AI Model Tutorial 1 - Address Change Intent Detection

This tutorial is a guide to walk you through an example building an AI model.

The Problem to Solve

You want to build an AI model to test if emails you receive are requesting a change of address.

Required Materials

To follow along with this tutorial, you will need:

A Dropbox account from

Download: Address Change Dataset

Guide Outline

The steps to complete for this guide are as follows:

  1. Create a Connection in Hero_Flow to Dropbox

  2. Create an Input in Hero_Flow to define in input data

  3. Build an AI Model in AI Studio

  4. Train an AI Model

  5. View the Results 

Basics for Creating a Model in AI Studio

The basics for building an AI model are completing the following steps:

  1. Create a Connection to where you data is located.
  2. Create an Input to bring your data to Hero_Flow.
  3. Build an AI model using your data in Hero_Flow's AI Studio. 
  4. Train your AI model.
  5. View the results of the trained AI model.

Set Up the Data

This section links to steps explained in a previous tutorial. 
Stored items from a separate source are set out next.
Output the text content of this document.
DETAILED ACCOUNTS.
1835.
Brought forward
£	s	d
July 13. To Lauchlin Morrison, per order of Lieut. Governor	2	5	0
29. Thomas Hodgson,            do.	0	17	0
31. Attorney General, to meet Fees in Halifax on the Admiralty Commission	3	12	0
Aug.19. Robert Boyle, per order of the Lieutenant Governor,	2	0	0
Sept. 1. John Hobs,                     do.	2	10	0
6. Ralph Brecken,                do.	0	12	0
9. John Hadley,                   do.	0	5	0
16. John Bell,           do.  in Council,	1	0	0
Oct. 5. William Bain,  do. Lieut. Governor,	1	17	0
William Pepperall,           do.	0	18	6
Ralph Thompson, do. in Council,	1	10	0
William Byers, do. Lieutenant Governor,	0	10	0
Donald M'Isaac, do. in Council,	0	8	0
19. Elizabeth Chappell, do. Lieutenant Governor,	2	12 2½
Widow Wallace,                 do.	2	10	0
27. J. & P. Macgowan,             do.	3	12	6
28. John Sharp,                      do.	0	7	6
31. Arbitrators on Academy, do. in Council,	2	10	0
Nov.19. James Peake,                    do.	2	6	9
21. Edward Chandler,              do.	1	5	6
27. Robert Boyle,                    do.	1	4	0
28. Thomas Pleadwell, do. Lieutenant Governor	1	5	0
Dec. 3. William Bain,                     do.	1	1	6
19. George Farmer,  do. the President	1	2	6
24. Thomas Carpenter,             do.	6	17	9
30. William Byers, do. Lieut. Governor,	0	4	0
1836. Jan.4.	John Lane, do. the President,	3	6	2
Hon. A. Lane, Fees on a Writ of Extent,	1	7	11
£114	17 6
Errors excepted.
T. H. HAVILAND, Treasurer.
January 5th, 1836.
  1. Log in or create a Dropbox account.
  2. Create a Connection and upload the CSV file to Dropbox
    1. The file to upload into Dropbox is titled: address-change-dataset-mid.csv

Create a Input for the Data

  1. From the Hero_Flow dashboard, click Inputs.


  3. When creating a new Input:

    1. Enter a name for the Input. (Example: Address Change Data)

    2. Select the Dropbox Connection.

    3. Enter the file path to the data. (Example: /address-change-dataset-mid.csv)

    4. Click the refresh icon next to the Fields mapping table.

      The Fields mapping table displays all the data column names and column types from your source data.

      With this feature you can review, add, and remove columns to read and analyze in Hero_Flow.

  4. Click Yes to load the table fields.

  5. All the fields are found from the demo data file.

    1. Change the data type form the Label field from LONG to DOUBLE.

    2. Click OK to finish saving the Input.

Build an AI Model in AI Studio

The first step is setting up your model.

  1. From the Hero_Flow dashboard, click on Models.

  2. At the top of the Models dashboard, click Create a New AI Model.

    1. Enter a name for the AI model.
    2. Select the data set name for the Input you had just created. (Example: Address Change Data)
  3. Configure the fields.
    1. Select the Input radio button for the "sentence" field.
    2. Select the Output radio button for the "label" field.
  4. Click Create.

You are now in the AI Studio where the training model can be configured.

  1. Directly after the input box (titled "sentence"), click the plus icon (+) to add a preprocessor.
    1. Select Text Embedder and click OK.
  2. Next, between the two Dense layers, click the plus icon (+) to add a new layer.
    1. Select Dense and click OK.
    2. Under Layer Configuration, change the Unit value to 20.
    3. Click OK to save the layer.

Configure an AI Model

  1. From the toolbar at the to of AI Studio, click Configure.
  2. Click the Basic tab.
    1. The training DataSet should list the Address Change Data.
    2. Set the Split Data value so Trainings Data is at 80%.
  3. Click the Advanced tab.
    1. Set the Epochs value to 5.
    2. Select ADAM for the Optimizer. 
    3. Select Mean Squared Error from the Loss drop-down box.
    4. Select ACCURACY for the Metrics.
  4. Click OK to save the configuration settings.

Train an AI Model

Now that the AI Model has been built, it can be trained and later help with accurate predictions.

  1. From the toolbar at the top of AI Studio, click Save.
    1. Click Save to current revision.
  2. From the toolbar, click Train.
    1. Click OK to begin training the AI model. 

This tutorial training process may take a long period of time depending on the power of the compute node you are using.

View the Results

After the training has completed, the results can be found by clicking Training Dashboards from the toolbar.

The result of this tutorial shows the trained model is over 90% accurate with a low amount of loss. This means that when applying this AI model within a Flow, the model is confident can detect emails requesting a change of address.